Trump’s red line isn’t written in invisible ink the way President Barack Obama’s in Syria proved to be. Trump and his team do not believe in appeasement as did Team Obama; they believe in peace through strength, and the message delivered on a road near the Baghdad airport has been received in Tehran.

When Iran launched its missiles Tuesday, United States was prepared to launch a massive retaliation at Iran had another American been killed or wounded. The New York Times reports that the national security team had advance warning of Iran’s plans, which meant our troops and contractors were moved to highly secure, protected places. No one was wounded. No one was killed.

It seems likely to me that there are those within the Iranian government who might have assisted our intelligence agencies in making sure the wrath of the United States did not fall on Iran’s infrastructure and its many military targets.

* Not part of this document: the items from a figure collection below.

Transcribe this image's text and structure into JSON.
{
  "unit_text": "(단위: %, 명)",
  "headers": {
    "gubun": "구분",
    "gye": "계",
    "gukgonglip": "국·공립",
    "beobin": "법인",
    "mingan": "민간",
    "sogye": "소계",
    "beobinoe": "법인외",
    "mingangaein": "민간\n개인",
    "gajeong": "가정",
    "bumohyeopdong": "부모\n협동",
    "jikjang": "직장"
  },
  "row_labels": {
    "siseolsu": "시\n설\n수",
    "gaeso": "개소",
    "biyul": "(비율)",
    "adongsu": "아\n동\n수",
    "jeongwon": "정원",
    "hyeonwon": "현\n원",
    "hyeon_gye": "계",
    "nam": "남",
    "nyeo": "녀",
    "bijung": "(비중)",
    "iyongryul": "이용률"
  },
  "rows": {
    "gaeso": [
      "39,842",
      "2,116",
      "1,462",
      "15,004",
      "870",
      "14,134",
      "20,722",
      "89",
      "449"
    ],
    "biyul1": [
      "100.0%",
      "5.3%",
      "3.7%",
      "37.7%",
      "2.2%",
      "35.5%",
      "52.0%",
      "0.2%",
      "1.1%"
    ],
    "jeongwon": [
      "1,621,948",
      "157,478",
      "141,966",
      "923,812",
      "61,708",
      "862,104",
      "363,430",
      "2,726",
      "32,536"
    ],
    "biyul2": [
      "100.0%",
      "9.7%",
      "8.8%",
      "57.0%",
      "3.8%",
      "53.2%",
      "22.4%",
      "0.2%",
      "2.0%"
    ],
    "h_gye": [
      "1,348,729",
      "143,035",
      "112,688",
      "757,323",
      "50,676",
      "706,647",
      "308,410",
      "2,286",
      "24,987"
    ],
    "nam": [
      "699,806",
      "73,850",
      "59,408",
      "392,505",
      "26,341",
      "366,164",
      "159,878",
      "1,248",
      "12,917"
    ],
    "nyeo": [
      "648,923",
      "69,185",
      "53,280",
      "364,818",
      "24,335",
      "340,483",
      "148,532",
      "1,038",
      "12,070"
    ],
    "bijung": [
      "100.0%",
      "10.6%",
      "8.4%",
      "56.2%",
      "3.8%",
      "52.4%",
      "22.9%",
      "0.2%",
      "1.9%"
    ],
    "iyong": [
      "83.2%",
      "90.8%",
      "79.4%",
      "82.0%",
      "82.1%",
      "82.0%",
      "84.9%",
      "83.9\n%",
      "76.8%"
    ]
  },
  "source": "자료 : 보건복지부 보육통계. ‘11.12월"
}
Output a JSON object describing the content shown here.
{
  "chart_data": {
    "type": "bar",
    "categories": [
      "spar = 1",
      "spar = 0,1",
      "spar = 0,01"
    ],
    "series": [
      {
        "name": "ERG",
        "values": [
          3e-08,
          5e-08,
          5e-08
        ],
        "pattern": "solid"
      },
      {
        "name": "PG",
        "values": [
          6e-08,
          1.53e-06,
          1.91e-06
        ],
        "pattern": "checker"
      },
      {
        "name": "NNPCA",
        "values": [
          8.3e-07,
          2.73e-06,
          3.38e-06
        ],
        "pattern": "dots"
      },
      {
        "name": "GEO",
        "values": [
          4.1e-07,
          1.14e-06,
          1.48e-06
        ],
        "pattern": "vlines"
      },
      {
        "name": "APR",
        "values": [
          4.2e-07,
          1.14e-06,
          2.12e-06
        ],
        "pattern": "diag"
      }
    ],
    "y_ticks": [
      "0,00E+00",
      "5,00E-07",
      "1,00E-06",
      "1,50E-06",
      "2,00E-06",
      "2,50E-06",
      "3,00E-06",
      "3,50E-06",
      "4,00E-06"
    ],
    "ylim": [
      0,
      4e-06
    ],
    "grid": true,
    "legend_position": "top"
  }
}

They might have believed that Trump was prepared to “move up the ladder of escalation,” as former senator James M. Talent (R-Mo.) put it, if more Americans had been killed or wounded. “They had immunity in the past when they attacked through proxies,” Talent said. “That is gone now. ”

Former military officials, including Adm. James Stavridis and Lt. Gen. David Deptula, praised the way the episode concluded. “The outcome probably could not have been much better,” Deptula said. The threat of massive retaliation by Trump doubtless played a role: A regime that reportedly had to murder a thousand or more of its own citizens in the past two months knew it could not have survived such a counterstrike. So, the mullahs backed down.

The attack on Soleimani is a reminder that we are at a crossroads on our conduct of foreign policy. Americans face a choice between the hardheaded line of Trump and the appeasement caucus of the Democratic Party that left Iran’s missile program completely unrestrained by the 2015 nuclear agreement (now abrogated by Trump) and forked $1.7 billion in cash to Iran that did, as Trump charged Wednesday, pay for the missiles that hit Iraqi bases hosting U.S. troops Tuesday. Such are the wages of appeasement.